La Candelora, crocevia di cose nuove e cose antiche

Quando, nella celebrazione eucaristica del 2 febbraio, portiamo in processione la piccola candela benedetta, compiamo un gesto che ci appare carico di suggestione. Suggestione che sentiremmo ancora più intensa se pensassimo che la nostra processione si accoda idealmente a quella, lunghissima, formata dai nostri fratelli nella fede che, a partire dal quinto secolo dell’era cristiana, hanno fatto altrettanto. La luce del giorno ancora incerta, le fiammelle delle candele appena benedette, il percorso ritmato dal canto… i gesti sono gli stessi. E se spingiamo oltre lo sguardo, «vediamo» un’altra  processione, quella formata da generazioni e generazioni di antichi abitanti dell’Italia che, da tempo immemorabile, proprio agli inizi di febbraio, festeggiavano con fiaccolate la dea pagana Giunone, in un periodo che vedeva il sole prendere sempre più vigore ma che ancora non «garantiva» la fine dell’inverno. Da qui l’esigenza di ringraziare la dea nella sua versione di Sospita (salvatrice), ma anche – non si sa mai – di tenerla buona con sacrifici e offerte. Una festa della luce, insomma, che preparava il terreno alla festa della Luce per eccellenza.

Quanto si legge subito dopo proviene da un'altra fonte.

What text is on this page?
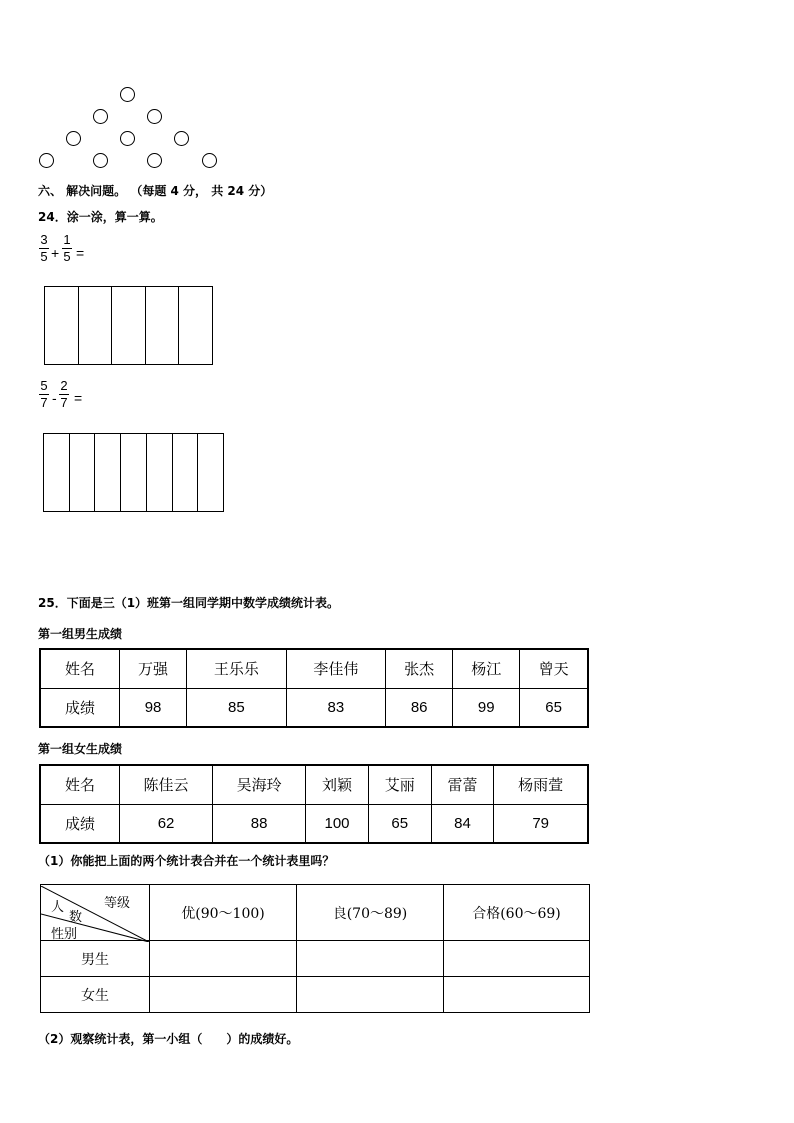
六、 解决问题。 （每题 4 分， 共 24 分）
24．涂一涂，算一算。
3
5 +
1
5 =
5
7 -
2
7 =
25．下面是三（1）班第一组同学期中数学成绩统计表。
第一组男生成绩
姓名	万强	王乐乐	李佳伟	张杰	杨江	曾天
成绩	98	85	83	86	99	65
第一组女生成绩
姓名	陈佳云	吴海玲	刘颖	艾丽	雷蕾	杨雨萱
成绩	62	88	100	65	84	79
（1）你能把上面的两个统计表合并在一个统计表里吗？
等级
人
数
性别	优(90～100)	良(70～89)	合格(60～69)
男生			
女生			
（2）观察统计表，第一小组（　　）的成绩好。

Il progetto di Dio infatti non disdegna di incrociare le tradizioni pagane: per sovrapporsi ad esse e consegnarle così all’oblio? Sì, talvolta, ma non necessariamente. Più spesso succede che la novità cristiana si inserisca in una ricorrenza pagana e non solo per ragioni di «opportunità stagionale», ma con lo scopo – ben più profondo – di mostrare come le attese di salvezza scritte nel cuore dell’uomo e manifestate, magari anche rozzamente, dalle feste pagane, vengano assunte e realizzate, al di là di ogni speranza, dall’evento cristiano. Il 25 dicembre il mondo pagano festeggiava il Sol Invictus? E l’Eterno Padre invia sulla terra il Figlio, Sole vittorioso su ogni possibile tenebra.

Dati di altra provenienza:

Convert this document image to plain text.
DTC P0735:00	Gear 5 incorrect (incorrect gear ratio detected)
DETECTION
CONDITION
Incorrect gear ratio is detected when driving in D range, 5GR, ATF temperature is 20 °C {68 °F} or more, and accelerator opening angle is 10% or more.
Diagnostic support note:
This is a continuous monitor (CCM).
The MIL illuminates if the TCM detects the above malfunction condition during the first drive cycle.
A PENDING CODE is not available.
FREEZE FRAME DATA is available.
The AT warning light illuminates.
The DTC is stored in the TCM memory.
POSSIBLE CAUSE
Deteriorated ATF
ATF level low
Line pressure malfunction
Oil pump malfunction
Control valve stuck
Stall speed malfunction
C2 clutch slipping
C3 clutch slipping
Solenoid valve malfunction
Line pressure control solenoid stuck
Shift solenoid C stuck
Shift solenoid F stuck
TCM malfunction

In questo gioco di corrispondenze, la nostra Candelora – è il caso di dirlo – brilla di luce speciale. Per esempio, nel mondo pagano l’uscita dall’inverno rappresentava anche un tempo di purificazione, con i suoi complessi rituali (di cui troviamo traccia nelle pulizie pasquali e nelle diete di primavera…); e nella Candelora si ricorda non solo la Presentazione di Gesù ma anche la Purificazione di Maria: un semplice rito che consisteva nell’offerta – quaranta giorni dopo il parto – di un agnello o, per le famiglie povere, di una coppia di colombi o di tortore. In tempi recenti però la liturgia ha messo l’accento piuttosto sulla Presentazione di Gesù: da qui maturò la decisione di San Giovanni Paolo II (1997) di fare del 2 febbraio la Giornata Mondiale della Vita Consacrata e di coloro che si presentano a Dio per consegnarsi totalmente a Lui. Nelle diocesi sono fiorite liturgie cariche di suggestione, con i consacrati che si portano in cattedrale con le candele accese e, nel chiaroscuro del crepuscolo, ci ricordano quella fede nell’eterno che deve illuminare il nostro pellegrinaggio.

E a proposito di candele, un particolare «liturgico» che forse molti ignorano. La candela posta davanti a un simulacro – ci riferiamo ad epoche pagane – voleva essere un sostitutivo della persona che ve la faceva collocare: l’orante se ne andava per i suoi affari, lasciando che la candela lo rappresentasse davanti alla divinità. E la candela, almeno a livello simbolico, adempiva bene il suo ufficio: la sua forma verticale richiama vagamente la figura umana (ma a volte la candela era modellata come una vera e propria statuetta!), dove la cera rappresenta il corpo, lo stoppino l’anima e la fiammella il soffio vitale che congiunge anima e corpo. Nessuna meraviglia se l’uso della candela è stato assunto dai cristiani: che quasi certamente ignorano tutto questo simbolismo ma che in fondo in fondo se ne escono di chiesa con la persuasione – magari inconsapevole – di essere come sostituiti dalla candela al cospetto di Dio. Ma se qualche volta, al contrario, volessero sostituirsi alla candela, forse che Dio non gradirebbe?